Reviewed: March 22, 2011
Released: March 15, 2011
App Store Price: $4.99
Have you ever wanted to get the full Fight Night experience, but your on-the-go lifestyle keeps you from sitting down for a match? Or do you have no real idea what Fight Night is, but you feel like there’s not enough quality face-punching on your iPhone? Fight Night Champion is the game for you in either of those cases, providing a compelling boxing experience that’s as close as you could get to a Fight Night game on the iPhone.|
Without the dual analogue sticks which characterize Fight Night’s control system on console, Fight Night Champion on the iPhone uses a dual thumb control system, where players swipe out actions on the touchscreen, which is broken into high and low punches using the left and right fist. Tapping the appropriate quadrants will result in a jab, while swiping across quadrants will result in an uppercut or hook. There’s a bit of lag after blocking that makes it hard to counterattack, and it can be difficult to maneuver precisely by tilting the iPhone, but neither of these problems really affect the core getting-stuck-in-and-punching of the game.
The game’s broken down into a fight now mode, where you can play as one of 20 famous boxers, ranging from Mike Tyson and Muhammad Ali to Ray Leonard. Legacy mode, meanwhile, lets you create a new boxer and guide him through his career, fighting for a title and then trying to defend it until retirement, as you fight from shady arenas to high-class ballrooms. While a bit more content in Legacy mode to flesh it out more, like training mini-games or more choices about where your career goes, might have been welcome, the meat of the game is still in the multiplayer.

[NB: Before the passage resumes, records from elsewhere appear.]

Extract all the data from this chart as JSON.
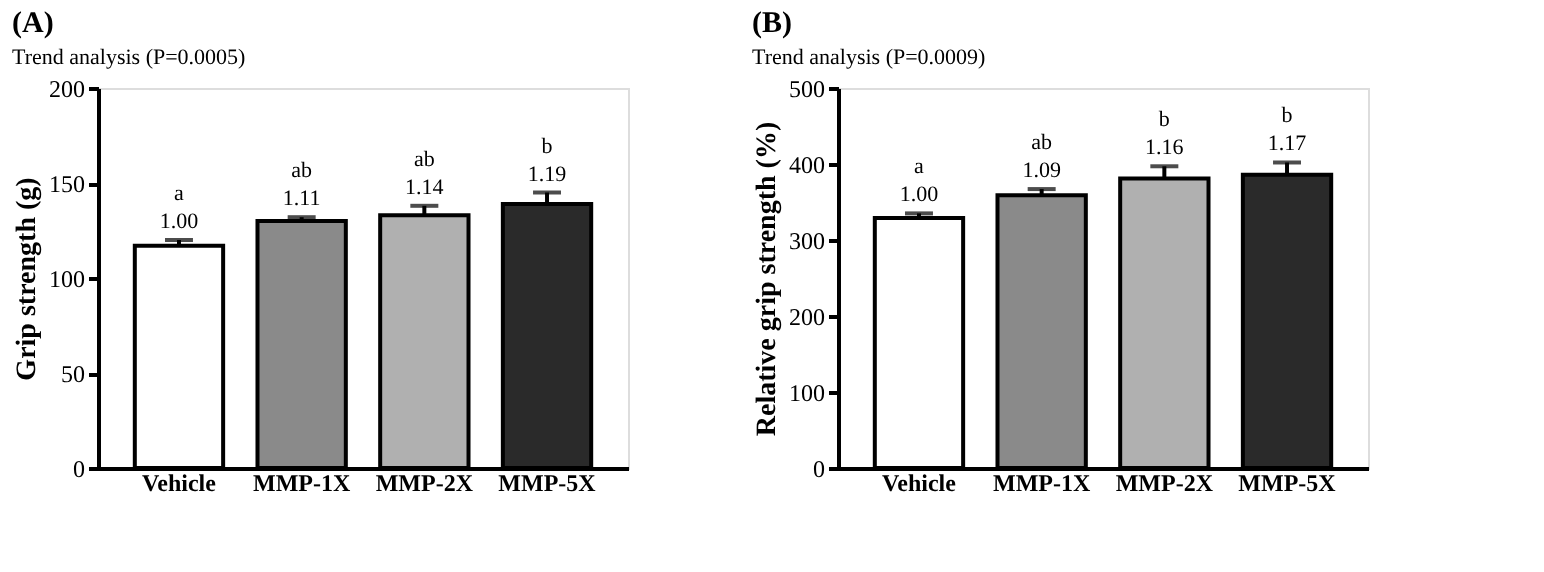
{
  "chart_data": [
    {
      "type": "bar",
      "title": "(A)",
      "subtitle": "Trend analysis (P=0.0005)",
      "ylabel": "Grip strength (g)",
      "categories": [
        "Vehicle",
        "MMP-1X",
        "MMP-2X",
        "MMP-5X"
      ],
      "values": [
        117,
        130,
        133,
        139
      ],
      "errors": [
        3,
        2,
        5,
        6
      ],
      "colors": [
        "#ffffff",
        "#8a8a8a",
        "#b0b0b0",
        "#2a2a2a"
      ],
      "ylim": [
        0,
        200
      ],
      "yticks": [
        0,
        50,
        100,
        150,
        200
      ],
      "grid": false,
      "annotations": [
        {
          "text": "1.00",
          "x": "Vehicle",
          "y": 117
        },
        {
          "text": "a",
          "x": "Vehicle",
          "y": 117
        },
        {
          "text": "1.11",
          "x": "MMP-1X",
          "y": 130
        },
        {
          "text": "ab",
          "x": "MMP-1X",
          "y": 130
        },
        {
          "text": "1.14",
          "x": "MMP-2X",
          "y": 133
        },
        {
          "text": "ab",
          "x": "MMP-2X",
          "y": 133
        },
        {
          "text": "1.19",
          "x": "MMP-5X",
          "y": 139
        },
        {
          "text": "b",
          "x": "MMP-5X",
          "y": 139
        }
      ]
    },
    {
      "type": "bar",
      "title": "(B)",
      "subtitle": "Trend analysis (P=0.0009)",
      "ylabel": "Relative grip strength (%)",
      "categories": [
        "Vehicle",
        "MMP-1X",
        "MMP-2X",
        "MMP-5X"
      ],
      "values": [
        329,
        359,
        381,
        386
      ],
      "errors": [
        6,
        8,
        16,
        16
      ],
      "colors": [
        "#ffffff",
        "#8a8a8a",
        "#b0b0b0",
        "#2a2a2a"
      ],
      "ylim": [
        0,
        500
      ],
      "yticks": [
        0,
        100,
        200,
        300,
        400,
        500
      ],
      "grid": false,
      "annotations": [
        {
          "text": "1.00",
          "x": "Vehicle",
          "y": 329
        },
        {
          "text": "a",
          "x": "Vehicle",
          "y": 329
        },
        {
          "text": "1.09",
          "x": "MMP-1X",
          "y": 359
        },
        {
          "text": "ab",
          "x": "MMP-1X",
          "y": 359
        },
        {
          "text": "1.16",
          "x": "MMP-2X",
          "y": 381
        },
        {
          "text": "b",
          "x": "MMP-2X",
          "y": 381
        },
        {
          "text": "1.17",
          "x": "MMP-5X",
          "y": 386
        },
        {
          "text": "b",
          "x": "MMP-5X",
          "y": 386
        }
      ]
    }
  ]
}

Playable over Wi-Fi or Bluetooth, Fight Night’s multiplayer is as tense and challenging as always, but the lack of play over Internet limits how and where you can play. It would have been nice to see a more open multiplayer, but when you can put a match together, it still manages to be great.
The game’s sound is about what you’d expect, with announcers narrating the fight (albeit with a limited vocabulary) and meaty thumps, while the graphics are fairly good for the iPhone, though the limited facial expressiveness of fighters tends to result in some pretty goofy faces when the camera focuses on a fighter for a knockdown punch. Still, none of this gets in the way of the core gameplay, and can be pretty easily overlooked by someone who’s eager to get at the punching.